Perry v New York City Hous. Auth.
2014 NY Slip Op 02517 [116 AD3d 511]
April 10, 2014
Appellate Division, First Department
Published by New York State Law Reporting Bureau pursuant to Judiciary Law § 431.
As corrected through Wednesday, May 28, 2014


Erik Perry, Appellant,
v
New York City Housing Authority, Respondent.

[*1] Burns & Harris, New York (Blake G. Goldfarb of counsel), for appellant.

Herzfeld & Rubin, P.C., New York (Sharyn Rootenberg of counsel), for respondent.

Order, Supreme Court, Bronx County (Julia I. Rodriguez, J.), entered January 14, 2013, which, to the extent appealed from as limited by the briefs, granted defendant's motion to strike certain allegations in plaintiff's bill of particulars, unanimously reversed, on the law, without costs, and the motion denied.

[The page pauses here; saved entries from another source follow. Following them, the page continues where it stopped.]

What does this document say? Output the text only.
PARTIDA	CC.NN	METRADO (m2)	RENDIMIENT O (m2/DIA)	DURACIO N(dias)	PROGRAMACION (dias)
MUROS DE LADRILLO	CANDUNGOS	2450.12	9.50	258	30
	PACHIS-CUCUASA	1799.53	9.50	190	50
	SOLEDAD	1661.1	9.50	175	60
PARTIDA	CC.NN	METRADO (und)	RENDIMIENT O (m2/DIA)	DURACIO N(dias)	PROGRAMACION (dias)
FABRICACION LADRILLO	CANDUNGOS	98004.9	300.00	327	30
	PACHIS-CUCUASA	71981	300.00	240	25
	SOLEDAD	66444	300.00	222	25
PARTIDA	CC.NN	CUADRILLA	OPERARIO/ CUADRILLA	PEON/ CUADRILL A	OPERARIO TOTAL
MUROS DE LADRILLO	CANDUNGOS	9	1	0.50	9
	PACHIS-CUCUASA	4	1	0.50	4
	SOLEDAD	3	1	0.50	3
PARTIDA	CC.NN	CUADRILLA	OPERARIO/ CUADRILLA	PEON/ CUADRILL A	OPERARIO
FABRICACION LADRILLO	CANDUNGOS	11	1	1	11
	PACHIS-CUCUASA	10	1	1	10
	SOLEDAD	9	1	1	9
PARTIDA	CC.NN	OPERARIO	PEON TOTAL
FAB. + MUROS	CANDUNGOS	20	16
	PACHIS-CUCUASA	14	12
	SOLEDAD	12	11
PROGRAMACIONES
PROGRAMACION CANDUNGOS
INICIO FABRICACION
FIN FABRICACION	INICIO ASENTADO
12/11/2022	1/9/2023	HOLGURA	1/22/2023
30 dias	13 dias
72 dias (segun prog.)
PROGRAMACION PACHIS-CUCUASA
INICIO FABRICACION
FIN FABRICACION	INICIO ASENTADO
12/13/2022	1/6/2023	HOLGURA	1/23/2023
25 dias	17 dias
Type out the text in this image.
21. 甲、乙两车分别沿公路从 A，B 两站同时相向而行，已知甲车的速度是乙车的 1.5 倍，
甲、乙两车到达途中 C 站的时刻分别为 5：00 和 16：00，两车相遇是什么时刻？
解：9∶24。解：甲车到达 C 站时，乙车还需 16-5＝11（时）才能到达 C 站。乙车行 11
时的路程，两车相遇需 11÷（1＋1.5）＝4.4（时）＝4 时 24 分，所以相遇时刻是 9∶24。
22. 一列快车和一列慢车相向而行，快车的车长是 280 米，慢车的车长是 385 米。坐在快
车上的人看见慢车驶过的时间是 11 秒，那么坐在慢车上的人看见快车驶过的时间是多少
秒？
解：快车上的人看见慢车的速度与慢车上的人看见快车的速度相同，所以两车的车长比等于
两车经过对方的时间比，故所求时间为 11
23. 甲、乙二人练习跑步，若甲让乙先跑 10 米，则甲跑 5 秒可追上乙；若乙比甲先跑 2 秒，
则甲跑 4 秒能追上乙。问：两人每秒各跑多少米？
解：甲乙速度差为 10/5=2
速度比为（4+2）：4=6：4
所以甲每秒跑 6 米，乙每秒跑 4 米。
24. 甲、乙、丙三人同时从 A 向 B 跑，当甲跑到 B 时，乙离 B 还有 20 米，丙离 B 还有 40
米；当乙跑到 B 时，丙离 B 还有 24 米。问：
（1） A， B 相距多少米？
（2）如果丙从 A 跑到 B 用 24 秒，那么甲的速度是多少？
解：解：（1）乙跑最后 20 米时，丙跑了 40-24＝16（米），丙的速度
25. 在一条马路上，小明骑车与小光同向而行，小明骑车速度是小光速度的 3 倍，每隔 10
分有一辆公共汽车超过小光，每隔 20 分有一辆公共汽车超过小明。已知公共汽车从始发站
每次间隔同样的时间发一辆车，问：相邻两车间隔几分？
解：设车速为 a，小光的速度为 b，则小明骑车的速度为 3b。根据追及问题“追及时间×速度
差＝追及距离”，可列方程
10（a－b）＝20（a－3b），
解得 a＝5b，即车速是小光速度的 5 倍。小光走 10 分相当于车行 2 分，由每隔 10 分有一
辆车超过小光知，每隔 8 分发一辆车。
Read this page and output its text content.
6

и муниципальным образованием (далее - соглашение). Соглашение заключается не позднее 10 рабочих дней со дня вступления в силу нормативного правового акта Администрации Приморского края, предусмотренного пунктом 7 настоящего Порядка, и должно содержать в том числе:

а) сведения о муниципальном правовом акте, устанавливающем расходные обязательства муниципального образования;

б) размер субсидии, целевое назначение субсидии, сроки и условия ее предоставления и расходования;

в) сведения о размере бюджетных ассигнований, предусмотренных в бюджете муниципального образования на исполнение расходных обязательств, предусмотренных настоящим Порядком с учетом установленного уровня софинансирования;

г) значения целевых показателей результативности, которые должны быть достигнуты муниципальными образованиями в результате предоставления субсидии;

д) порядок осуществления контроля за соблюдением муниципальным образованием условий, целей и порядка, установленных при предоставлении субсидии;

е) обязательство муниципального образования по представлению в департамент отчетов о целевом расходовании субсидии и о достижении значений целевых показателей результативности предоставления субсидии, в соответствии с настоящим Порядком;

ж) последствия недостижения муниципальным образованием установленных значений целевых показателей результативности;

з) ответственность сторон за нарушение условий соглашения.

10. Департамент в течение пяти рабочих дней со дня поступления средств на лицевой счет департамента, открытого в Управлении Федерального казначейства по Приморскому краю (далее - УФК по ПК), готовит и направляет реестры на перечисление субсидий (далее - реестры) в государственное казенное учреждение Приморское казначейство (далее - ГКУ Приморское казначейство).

In this slip and fall action, plaintiff's notice of claim alleging that the stairway on which he fell was, among other things, slippery, uneven, worn, broken, and cracked, "fairly implie[s]" the more specific allegations set forth in the bill of particulars concerning, among other things, the uneven heights and widths of the risers and treads, and the slippery, worn paint covering the steps (see Dones v New York City Hous. Auth., 81 AD3d 554, 554 [1st Dept 2011]). Plaintiff's allegations that these conditions violated regulations and statutes do not assert a distinct or independent theory of liability. Concur—Friedman, J.P., Moskowitz, Freedman, Gische and Clark, JJ.